Someone asked me last week what high school was like for me. I could only respond with one word: lonely. I mean, looking back, how could it not be? I was a teenage girl listening to prog rock while attending an all-girl’s Catholic high school in the 2010s. The photo above is of me at 13 years old, almost done with grade 7, and about to attend my very first concert in March 2010. I’m wearing the jacket of my alma mater, La Reina High School. The school has closed permanently as of 2 years ago, but when driving by it during my recent trip to California, I could feel the ghosts of those years of loneliness radiating off the dead parking lot and empty courtyard where hordes of girls sat at lunchtime. I wasn’t without friends completely. I had a small group of girls with whom I had developed some degree of meaningful connection. I’ll admit, I still think about some of them today, even missing them.

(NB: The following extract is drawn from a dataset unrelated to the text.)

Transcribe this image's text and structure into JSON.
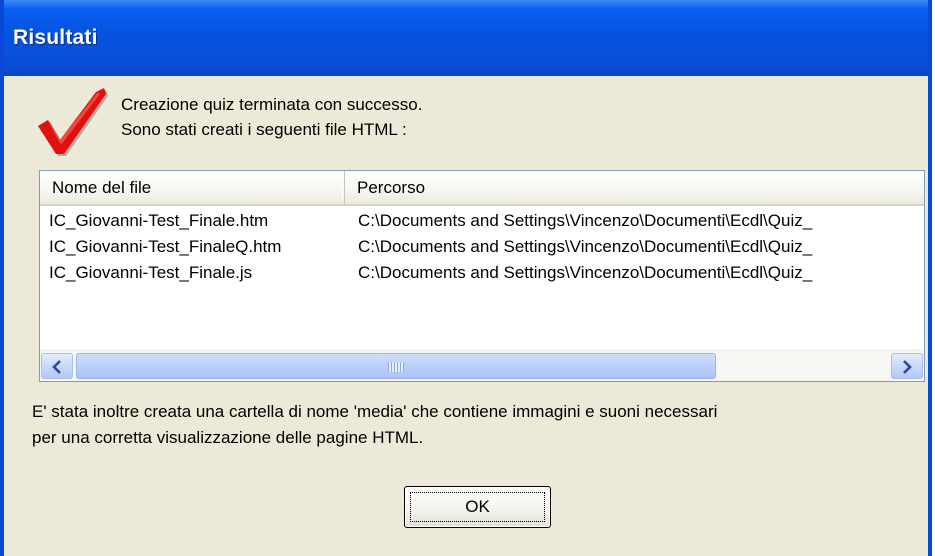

But despite having some people to share my time with, there was that nagging loneliness lurking in my mind. It was the aching feeling of knowing that I had discovered something incredible (prog rock), but had no one in my age group to share it with. I made several attempts to turn at least someone in my social group on to the wonders of prog, including burning a playlist of Yes music for one friend who never listened to it, and playing “Wonderous Stories” for a particularly good friend, who decided that the song was just “ok.” No hard feelings, though. At my core, I knew I was getting my hopes too high, and that the odds of my fellow high schoolers becoming as enamored with prog as I was were quite low. Still, I’ve learned that, when you’re passionate about something, you can end up casting doubt aside and taking chances. It’s more fun to share experiences and passions with others, and I’ve been lucky to be able to do that with numerous good friends that I’ve made over the years. They aren’t of my generation, but they are some of my most cherished friends, and if there’s one thing I’ve learned, it’s that age is just a number when it comes to friendship. True friendship is among the best gifts bestowed upon me by prog rock’s presence in my life. Even though I had many lonely days in school, my spirits were lifted with each song, each concert, and each conversation with these special friends. In the end, that’s the best I can ask for.